Historical Materialism - Criticisms

Criticisms

Philosopher of science Karl Popper, in his Conjectures and Refutations, critiqued such claims of the explanatory power or valid application of historical materialism by arguing that it could explain or explain away any fact brought before it, making it unfalsifiable.

In his 1940 essay "Theses on the Philosophy of History," scholar Walter Benjamin compares historical materialism to The Turk, an 18th Century device which was promoted as a mechanized automaton which could defeat skilled chess players but actually concealed a human who controlled the machine. Benjamin suggested that, despite Marx's claims to scientific objectivity, historical materialism was actually quasi-religious. Like the Turk, wrote Benjamin, "he puppet called 'historical materialism' is always supposed to win. It can do this with no further ado against any opponent, so long as it employs the services of theology, which as everyone knows is small and ugly and must be kept out of sight." Benjamin's friend and colleague Gershom Scholem would argue that Benjamin's critique of historical materialism was so definitive that, as Mark Lilla would write, "nothing remains of historical materialism but the term itself.
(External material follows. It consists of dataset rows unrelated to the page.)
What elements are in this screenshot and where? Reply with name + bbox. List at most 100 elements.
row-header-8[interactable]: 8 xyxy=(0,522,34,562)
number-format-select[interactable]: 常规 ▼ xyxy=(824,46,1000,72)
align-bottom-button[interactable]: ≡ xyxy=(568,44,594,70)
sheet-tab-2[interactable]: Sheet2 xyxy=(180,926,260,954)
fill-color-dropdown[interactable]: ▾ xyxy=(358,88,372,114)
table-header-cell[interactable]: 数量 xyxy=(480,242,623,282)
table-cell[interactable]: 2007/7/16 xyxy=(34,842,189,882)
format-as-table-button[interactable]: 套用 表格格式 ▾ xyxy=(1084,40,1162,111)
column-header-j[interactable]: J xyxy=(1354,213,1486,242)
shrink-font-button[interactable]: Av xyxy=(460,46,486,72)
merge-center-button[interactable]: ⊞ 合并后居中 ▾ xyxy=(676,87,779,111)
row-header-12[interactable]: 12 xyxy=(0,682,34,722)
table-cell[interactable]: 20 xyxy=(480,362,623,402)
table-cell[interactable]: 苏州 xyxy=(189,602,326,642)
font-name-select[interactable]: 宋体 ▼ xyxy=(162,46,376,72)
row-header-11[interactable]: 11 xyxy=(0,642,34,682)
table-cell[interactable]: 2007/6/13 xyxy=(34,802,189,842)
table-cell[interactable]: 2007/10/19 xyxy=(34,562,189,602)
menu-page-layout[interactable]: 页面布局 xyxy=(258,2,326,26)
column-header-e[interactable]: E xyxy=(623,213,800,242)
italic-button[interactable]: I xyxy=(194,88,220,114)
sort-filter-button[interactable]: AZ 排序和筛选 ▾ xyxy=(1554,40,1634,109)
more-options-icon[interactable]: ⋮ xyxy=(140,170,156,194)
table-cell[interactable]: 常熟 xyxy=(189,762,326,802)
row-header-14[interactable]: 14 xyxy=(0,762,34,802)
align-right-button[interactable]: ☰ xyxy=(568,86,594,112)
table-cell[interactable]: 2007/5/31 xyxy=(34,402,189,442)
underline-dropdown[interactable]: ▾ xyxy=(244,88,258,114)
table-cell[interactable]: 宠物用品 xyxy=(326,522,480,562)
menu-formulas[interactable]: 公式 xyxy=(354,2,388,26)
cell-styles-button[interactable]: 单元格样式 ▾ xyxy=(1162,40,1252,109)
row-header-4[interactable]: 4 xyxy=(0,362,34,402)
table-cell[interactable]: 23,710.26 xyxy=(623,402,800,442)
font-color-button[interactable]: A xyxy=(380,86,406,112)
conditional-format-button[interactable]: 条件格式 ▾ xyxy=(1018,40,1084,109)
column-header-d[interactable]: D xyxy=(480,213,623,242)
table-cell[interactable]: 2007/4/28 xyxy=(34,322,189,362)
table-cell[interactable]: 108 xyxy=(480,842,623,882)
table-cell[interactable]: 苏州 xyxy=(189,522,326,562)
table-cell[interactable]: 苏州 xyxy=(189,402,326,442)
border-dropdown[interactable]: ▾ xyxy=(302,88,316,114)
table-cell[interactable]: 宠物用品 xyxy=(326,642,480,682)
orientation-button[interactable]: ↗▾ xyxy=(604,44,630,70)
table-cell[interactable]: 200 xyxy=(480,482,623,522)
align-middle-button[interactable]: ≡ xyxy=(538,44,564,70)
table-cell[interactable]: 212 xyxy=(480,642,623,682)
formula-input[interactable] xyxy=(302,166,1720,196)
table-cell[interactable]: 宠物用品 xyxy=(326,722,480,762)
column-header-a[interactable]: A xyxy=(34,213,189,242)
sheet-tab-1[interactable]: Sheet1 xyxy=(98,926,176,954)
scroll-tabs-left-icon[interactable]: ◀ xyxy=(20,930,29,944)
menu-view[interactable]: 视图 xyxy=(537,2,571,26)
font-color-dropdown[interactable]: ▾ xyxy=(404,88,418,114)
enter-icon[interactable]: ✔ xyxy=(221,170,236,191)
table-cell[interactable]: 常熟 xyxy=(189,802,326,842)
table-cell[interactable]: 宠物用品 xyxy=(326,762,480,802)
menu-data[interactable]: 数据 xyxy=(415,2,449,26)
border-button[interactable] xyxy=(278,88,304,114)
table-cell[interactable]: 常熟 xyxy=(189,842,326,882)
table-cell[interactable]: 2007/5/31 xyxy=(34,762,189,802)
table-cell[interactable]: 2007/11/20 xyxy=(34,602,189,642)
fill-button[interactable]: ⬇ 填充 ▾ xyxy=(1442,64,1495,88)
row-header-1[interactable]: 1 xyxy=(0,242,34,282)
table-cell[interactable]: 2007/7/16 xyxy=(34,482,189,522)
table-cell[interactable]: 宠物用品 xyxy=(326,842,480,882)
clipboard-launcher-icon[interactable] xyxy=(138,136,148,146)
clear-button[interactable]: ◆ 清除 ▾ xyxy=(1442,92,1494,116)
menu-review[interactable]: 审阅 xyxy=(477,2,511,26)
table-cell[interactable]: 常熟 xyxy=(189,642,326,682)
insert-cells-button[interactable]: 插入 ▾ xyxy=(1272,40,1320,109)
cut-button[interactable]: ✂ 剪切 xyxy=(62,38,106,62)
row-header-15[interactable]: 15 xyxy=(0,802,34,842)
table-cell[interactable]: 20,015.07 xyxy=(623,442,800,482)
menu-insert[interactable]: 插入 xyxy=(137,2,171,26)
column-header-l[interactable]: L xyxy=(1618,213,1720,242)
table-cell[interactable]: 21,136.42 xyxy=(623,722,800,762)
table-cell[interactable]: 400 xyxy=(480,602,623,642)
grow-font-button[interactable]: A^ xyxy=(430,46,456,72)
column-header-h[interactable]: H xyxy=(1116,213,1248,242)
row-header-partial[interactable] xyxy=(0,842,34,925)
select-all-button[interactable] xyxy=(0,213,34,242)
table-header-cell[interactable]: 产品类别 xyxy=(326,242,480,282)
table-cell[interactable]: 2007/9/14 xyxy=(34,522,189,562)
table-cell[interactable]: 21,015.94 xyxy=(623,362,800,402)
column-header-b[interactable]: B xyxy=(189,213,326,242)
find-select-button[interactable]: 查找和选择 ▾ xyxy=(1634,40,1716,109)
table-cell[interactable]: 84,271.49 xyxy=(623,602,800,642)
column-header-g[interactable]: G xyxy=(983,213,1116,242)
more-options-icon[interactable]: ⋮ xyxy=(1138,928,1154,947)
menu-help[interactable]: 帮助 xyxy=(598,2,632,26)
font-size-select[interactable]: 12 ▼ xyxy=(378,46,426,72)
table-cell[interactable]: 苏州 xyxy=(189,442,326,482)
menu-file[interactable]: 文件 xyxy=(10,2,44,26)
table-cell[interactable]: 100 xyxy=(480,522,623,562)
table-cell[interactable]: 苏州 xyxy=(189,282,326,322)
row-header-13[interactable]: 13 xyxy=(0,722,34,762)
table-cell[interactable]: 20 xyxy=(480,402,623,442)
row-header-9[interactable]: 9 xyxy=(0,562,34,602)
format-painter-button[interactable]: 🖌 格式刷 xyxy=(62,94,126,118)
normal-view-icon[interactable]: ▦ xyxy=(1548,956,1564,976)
Underlying the dispute among historians are the different assumptions made about the definition or concept of "history" and "historiography". Different historians take a different view of what it is all about, and what the possibilities of historical and social scientific knowledge are.

Broadly, the importance of the study of history lies in the ability of history to explain the present. John Bellamy Foster asserts that historical materialism is important in explaining history from a scientific perspective, by following the scientific method, as opposed to belief-system theories like Creationism and Intelligent Design, which do not base their beliefs on verifiable facts and hypotheses.